At a time of racism, police violence, and an ongoing pandemic, The Amazon Trail’s Lee Lynch has found something to celebrate.
I thought there could be no good news.
Not in the midst of a pandemic and the mass selfishness that hastens and continues its spread.
Not when the abiding depth of U.S. racism bubbles to the surface without shame or remedy.
Not when the vainglorious puppet of the far right “that struts and frets his hour upon the stage” continues to assault everything we’ve done right as a country and tout as successful every evil we continue to perpetrate.
Even as this circus of horrors rolls on, I have been able to privately celebrate two personal milestones. I have broken my record for a long-term relationship. Only by a week so far, but what a relief to get beyond the jinxed anniversaries of my past. My sweetheart and I have started our fourteenth year together and we’re okay. Really okay.
Earlier this year I hurtled over a second pitfall: I now have lived in the same home for over seven years. At age eighteen I was privileged enough to leave my parents’ apartment and attend college. In the span of the next fifty years, I moved twenty-three more times. Not a world-shattering amount, but enough to necessitate recreating home, and sometimes my life, far too often. A number of the moves came as a result of break-ups, or of trying to make a relationship work.
It’s true that I want to change the world, but there is much to be said for stability. I was always performing at top speed, always devising ways to use time more efficiently, keeping sleep to a minimum. Only now am I beginning to learn to do one thing at a time — multi-tasking was normal and necessary. My pace was an attempt to make up for the hours and energy I too frequently lost to moving out, moving in, breaking up, starting again.
Short-term relationships seemed to be the norm in lesbian life at the time. It would be decades before I met women who had been together since high school or college or since coming out. The first such couple I met said the secret to their success was simply, “Be kind and love each other.” I had already forsworn leaving relationships and I taught myself to do as the couple advised. But it wasn’t always up to me to pull the plug. So I moved, and moved, and moved on.

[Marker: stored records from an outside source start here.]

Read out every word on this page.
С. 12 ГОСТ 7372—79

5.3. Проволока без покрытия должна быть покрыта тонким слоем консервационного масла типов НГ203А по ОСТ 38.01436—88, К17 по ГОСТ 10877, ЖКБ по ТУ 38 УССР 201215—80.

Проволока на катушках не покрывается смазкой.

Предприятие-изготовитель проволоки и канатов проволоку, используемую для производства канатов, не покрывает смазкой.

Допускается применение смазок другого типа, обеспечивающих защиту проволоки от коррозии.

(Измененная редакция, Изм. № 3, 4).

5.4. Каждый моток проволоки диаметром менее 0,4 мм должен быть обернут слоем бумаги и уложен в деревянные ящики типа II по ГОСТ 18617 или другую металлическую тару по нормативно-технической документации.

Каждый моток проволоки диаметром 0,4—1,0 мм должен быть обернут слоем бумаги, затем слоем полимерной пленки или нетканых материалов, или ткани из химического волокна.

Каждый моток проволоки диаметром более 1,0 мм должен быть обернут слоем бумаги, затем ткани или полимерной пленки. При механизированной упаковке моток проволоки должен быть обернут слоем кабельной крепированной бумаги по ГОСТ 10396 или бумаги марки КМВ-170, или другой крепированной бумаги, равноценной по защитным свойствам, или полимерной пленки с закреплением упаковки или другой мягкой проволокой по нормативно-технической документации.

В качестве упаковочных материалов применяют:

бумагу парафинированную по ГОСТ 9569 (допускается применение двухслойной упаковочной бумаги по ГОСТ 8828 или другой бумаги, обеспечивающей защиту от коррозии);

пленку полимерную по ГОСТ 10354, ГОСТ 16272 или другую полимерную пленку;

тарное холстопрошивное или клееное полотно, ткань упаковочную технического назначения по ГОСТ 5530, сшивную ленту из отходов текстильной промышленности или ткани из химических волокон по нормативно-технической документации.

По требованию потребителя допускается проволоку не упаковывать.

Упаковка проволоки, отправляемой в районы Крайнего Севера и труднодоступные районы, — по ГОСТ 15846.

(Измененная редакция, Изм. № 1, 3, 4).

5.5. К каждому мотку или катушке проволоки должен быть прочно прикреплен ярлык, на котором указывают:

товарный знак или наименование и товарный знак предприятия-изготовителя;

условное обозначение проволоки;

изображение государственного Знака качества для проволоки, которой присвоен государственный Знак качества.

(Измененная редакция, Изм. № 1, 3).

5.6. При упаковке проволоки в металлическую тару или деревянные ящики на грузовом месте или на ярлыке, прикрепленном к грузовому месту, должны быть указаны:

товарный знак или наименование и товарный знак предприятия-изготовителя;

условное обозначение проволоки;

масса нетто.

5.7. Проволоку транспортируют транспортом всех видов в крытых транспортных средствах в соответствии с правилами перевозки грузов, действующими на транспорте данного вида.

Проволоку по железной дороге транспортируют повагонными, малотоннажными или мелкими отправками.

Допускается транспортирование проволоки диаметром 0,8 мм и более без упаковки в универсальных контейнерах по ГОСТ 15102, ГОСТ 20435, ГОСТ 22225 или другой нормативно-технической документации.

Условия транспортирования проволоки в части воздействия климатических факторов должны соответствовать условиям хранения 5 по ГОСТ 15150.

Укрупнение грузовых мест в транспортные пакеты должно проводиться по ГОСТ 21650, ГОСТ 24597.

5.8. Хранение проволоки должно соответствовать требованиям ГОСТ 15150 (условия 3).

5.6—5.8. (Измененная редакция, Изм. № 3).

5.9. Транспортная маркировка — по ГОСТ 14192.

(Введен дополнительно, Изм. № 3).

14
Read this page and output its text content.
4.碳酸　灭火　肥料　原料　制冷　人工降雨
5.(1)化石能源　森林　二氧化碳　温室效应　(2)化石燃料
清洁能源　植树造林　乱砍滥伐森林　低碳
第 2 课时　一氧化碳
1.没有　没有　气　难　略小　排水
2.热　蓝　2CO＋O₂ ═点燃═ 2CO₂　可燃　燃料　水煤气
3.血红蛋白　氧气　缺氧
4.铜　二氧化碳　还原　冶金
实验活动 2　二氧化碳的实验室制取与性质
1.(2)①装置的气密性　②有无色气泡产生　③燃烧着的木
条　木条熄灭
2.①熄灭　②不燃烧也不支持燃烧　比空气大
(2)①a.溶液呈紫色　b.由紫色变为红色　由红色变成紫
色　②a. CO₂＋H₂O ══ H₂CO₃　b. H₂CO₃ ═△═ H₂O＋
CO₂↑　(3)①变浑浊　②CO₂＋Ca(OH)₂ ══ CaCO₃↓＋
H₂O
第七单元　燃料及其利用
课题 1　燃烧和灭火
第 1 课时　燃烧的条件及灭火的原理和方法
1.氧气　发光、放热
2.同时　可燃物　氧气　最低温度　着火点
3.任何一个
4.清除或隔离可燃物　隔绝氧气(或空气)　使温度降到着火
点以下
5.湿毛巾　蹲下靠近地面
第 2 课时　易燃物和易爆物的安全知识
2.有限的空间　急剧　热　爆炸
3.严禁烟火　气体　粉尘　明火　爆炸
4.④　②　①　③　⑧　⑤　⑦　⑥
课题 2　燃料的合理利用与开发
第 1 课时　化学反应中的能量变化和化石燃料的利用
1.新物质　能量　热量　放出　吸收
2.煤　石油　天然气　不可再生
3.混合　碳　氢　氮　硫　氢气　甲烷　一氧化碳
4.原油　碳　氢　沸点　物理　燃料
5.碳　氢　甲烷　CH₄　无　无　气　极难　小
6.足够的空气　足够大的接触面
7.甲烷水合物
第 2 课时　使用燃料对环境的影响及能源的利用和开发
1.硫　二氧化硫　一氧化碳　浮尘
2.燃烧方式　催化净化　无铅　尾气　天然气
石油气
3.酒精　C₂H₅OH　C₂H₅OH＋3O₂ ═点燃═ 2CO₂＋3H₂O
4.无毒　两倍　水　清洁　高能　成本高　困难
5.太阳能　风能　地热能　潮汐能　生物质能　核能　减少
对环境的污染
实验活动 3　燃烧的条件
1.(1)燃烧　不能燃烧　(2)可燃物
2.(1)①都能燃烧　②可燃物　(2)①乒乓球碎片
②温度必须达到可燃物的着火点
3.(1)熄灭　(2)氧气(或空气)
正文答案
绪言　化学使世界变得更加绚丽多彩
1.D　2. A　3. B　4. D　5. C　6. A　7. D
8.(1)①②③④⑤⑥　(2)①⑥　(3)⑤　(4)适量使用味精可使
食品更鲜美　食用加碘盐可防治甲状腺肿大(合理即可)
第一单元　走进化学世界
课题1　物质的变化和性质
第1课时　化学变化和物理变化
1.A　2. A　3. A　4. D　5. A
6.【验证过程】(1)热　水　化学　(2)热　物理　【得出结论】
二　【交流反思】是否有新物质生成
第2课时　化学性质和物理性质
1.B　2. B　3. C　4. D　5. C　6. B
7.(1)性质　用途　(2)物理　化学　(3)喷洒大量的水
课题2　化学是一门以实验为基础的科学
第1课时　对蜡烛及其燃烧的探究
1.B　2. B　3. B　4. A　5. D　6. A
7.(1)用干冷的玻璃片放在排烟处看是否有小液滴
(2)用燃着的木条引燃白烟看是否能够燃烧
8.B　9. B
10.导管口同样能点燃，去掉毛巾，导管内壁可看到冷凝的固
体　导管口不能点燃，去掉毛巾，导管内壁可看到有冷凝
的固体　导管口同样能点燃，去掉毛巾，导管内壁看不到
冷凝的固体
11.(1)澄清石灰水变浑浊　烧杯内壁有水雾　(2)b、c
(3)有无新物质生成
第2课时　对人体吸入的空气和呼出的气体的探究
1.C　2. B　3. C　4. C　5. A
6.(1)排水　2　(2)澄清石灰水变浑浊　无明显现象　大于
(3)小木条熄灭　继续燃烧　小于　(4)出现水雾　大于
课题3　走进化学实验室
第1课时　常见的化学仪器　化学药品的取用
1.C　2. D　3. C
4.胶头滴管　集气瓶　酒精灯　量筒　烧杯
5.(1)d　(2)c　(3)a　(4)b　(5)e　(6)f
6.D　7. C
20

My heart longs for solutions to the various wrongheaded conflicts tearing our world apart. Who am I kidding? These frictions have always been our inheritance. Racism is not new, nor is income inequality or incompetent, power hungry leadership. All are plagues, as malignant as the current viral scourge.
I see our single friends suffering from lack of companionship, touch, and safety, to evade this illness. African Americans, Native Americans, and gays, among others in the U.S., have never been guaranteed safety at all. Neither have my sweetheart and I, but we, at least, have respite in each other.
More than ever, I am grateful to have at long last found unwavering love and a home where it can thrive. While constancy won’t slow the rise of fascism, or appease alt-right activists, or allow us to go without masks, we are stronger for it, and strength is what is needed to repel the advance of the recurring infamies we now — and perhaps always — face.